The Senate has passed a financial overhaul bill which toughens the federal policing of Wall Street. The goal of the legislation is to prevent another meltdown of the U.S. economy.
The bill includes the most changes in the rules governing big banks to ever pass a congressional body since the Great Depression.
Is this financial reform measure simply another Washington takeover? Richard Vigilante, communications director of the hedgefund Whitebox Advisors and co-author of the book Panic: the Betrayal of Capitalism by Wall Street and Washington, addresses that question and more on the CBN Newschannel's Morning program. Click play for his comments, following this report.
Four Republicans crossed over to support the bill which include Sens. Charles Grassley, R-Iowa, Scott Brown, R-Mass., Olympia Snowe, R-Maine, and Susan Collins, R-Maine.
The passage of the measure marks a major victory for President Barack Obama.
"Our goal is not to punish the banks, but to protect the larger economy and the American people from the kind of upheavals that we've seen in the past few years," Obama said.
The bill calls for regulators to liquidate troubled financial institutions. It would create a Bureau of Consumer Protection to oversee credit cards and mortgages. And it would regulate hedge funds, derivatives and other complex financial products.
Lawmakers must now reconcile the Senate bill with the House version which passed in December.
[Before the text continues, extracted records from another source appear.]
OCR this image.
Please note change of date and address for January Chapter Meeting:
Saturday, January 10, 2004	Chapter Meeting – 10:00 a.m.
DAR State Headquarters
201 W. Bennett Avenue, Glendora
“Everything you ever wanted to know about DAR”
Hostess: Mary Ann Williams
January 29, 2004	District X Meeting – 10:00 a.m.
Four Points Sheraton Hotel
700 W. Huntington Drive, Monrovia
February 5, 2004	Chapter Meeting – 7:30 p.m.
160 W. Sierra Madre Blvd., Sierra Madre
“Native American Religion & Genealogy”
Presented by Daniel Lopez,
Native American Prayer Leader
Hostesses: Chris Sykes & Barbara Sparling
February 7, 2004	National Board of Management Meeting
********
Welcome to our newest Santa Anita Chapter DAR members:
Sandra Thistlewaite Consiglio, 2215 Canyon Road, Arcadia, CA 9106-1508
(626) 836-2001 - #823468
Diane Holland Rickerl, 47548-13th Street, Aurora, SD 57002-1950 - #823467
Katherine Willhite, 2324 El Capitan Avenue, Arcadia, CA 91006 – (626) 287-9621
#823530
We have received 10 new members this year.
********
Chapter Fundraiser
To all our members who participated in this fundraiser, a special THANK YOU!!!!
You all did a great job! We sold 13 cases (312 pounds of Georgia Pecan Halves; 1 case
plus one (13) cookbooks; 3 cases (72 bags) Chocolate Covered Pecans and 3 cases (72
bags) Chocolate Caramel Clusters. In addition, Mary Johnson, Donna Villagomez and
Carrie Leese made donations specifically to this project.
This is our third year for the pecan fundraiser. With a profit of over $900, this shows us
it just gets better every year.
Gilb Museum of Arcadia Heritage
Opponents, however, said the legislation goes too far.
"This is going to get into everybody's pockets," said Sen. Michael Enzi R-Wyo. "And I'm not talking about businesses, I'm talking about individuals."
Congress hopes the proposed law will bring stability to the markets. But on the same day the Senate passed the bill, the Dow plunged more than 375 points, its worst finish in over a year.